John Bishop: Sunshine
Note: This review is from 2010
The comics playing the new 1,000-seater McEwan Hall have come in for plenty of stick for defying the spirit of the Fringe, accused of being commercial sell-outs with posters bigger than some comics’ venues.
Yet John Bishop, with trademark humility, makes you feel like he’s deserved it, with entertaining stories about how he paid his Fringe dues, recalling the days when he performed in a hut and still couldn’t fill it. This run, he says, is recovering all the thousands he’s lost in Edinburgh over the years. And, though he doesn’t say it, 1,000 seats is actually a small venue for him these days, so sudden and explosive has been his rise to fame.
It’s hard to pinpoint how it happened, and even he seems modestly amused by the whole situation. As someone whose shows are based simply on straightforward anecdotes from the preceding year, this offering could have been a boastful round of celebrity parties and glamorous TV appearances.
But the story about appearing on Live At The Apollo becomes a yarn about how his mischievously dodgy Scouse friends tries to scam freebies from the BBC. And you get the feeling that there’s more than a modicum of truth in his joking that in the green room for Friday Night with Jonathan Ross, he’s most impressed by the fact that he can have all the free crisps he can eat.
For despite his elevated fame, he’s lost none of his Liverpudian everyman charm, making you root for him since you suspect you’d act in exactly the same way in the circumstances.
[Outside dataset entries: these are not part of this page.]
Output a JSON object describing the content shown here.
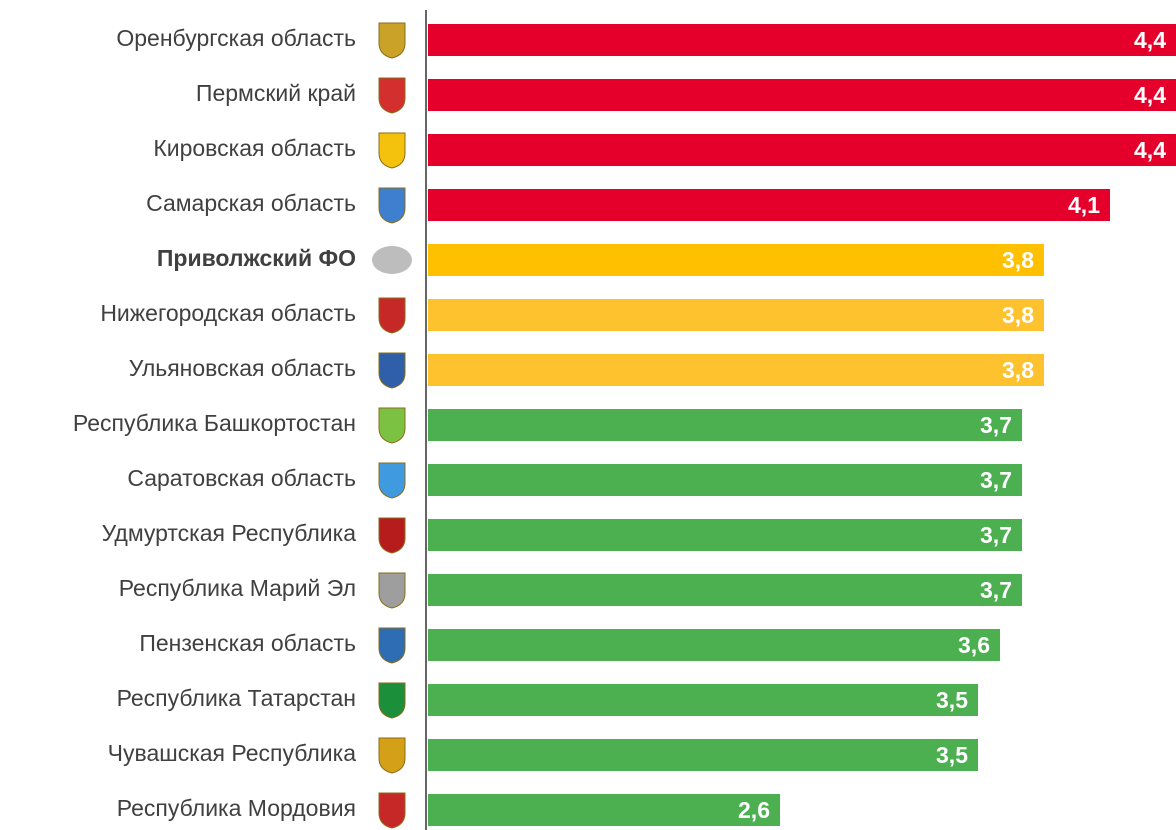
{
  "chart_data": {
    "type": "barh",
    "categories": [
      "Оренбургская область",
      "Пермский край",
      "Кировская область",
      "Самарская область",
      "Приволжский ФО",
      "Нижегородская область",
      "Ульяновская область",
      "Республика Башкортостан",
      "Саратовская область",
      "Удмуртская Республика",
      "Республика Марий Эл",
      "Пензенская область",
      "Республика Татарстан",
      "Чувашская Республика",
      "Республика Мордовия"
    ],
    "values": [
      4.4,
      4.4,
      4.4,
      4.1,
      3.8,
      3.8,
      3.8,
      3.7,
      3.7,
      3.7,
      3.7,
      3.6,
      3.5,
      3.5,
      2.6
    ],
    "value_labels": [
      "4,4",
      "4,4",
      "4,4",
      "4,1",
      "3,8",
      "3,8",
      "3,8",
      "3,7",
      "3,7",
      "3,7",
      "3,7",
      "3,6",
      "3,5",
      "3,5",
      "2,6"
    ],
    "colors": [
      "#e4002b",
      "#e4002b",
      "#e4002b",
      "#e4002b",
      "#ffc000",
      "#fdc22e",
      "#fdc22e",
      "#4caf50",
      "#4caf50",
      "#4caf50",
      "#4caf50",
      "#4caf50",
      "#4caf50",
      "#4caf50",
      "#4caf50"
    ],
    "xlim": [
      1,
      4.4
    ]
  }
}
In fact, his newfound success has enhanced his stand-up, throwing his mundane home life and chancer mates into sharp contrast against the glamorous trappings of showbiz.
The show is an uncomplicated, feelgood one as Bishop strives to make the most of what he suspects will be his limited time in the sun, sharing his extraordinary experience with the audiences as if he was regaling his friends with yet another yarn that begins ‘You’ll never guess what happened to me…’. That lack of pretension is thoroughly endearing, shaping his comic outlook.
There may not be much in the way of well-crafted jokes here, but Bishop is excellent company with his self-mocking tales that are guaranteed to raise your spirits. Even the most curmudgeonly critic of these big-name shows can’t deny that.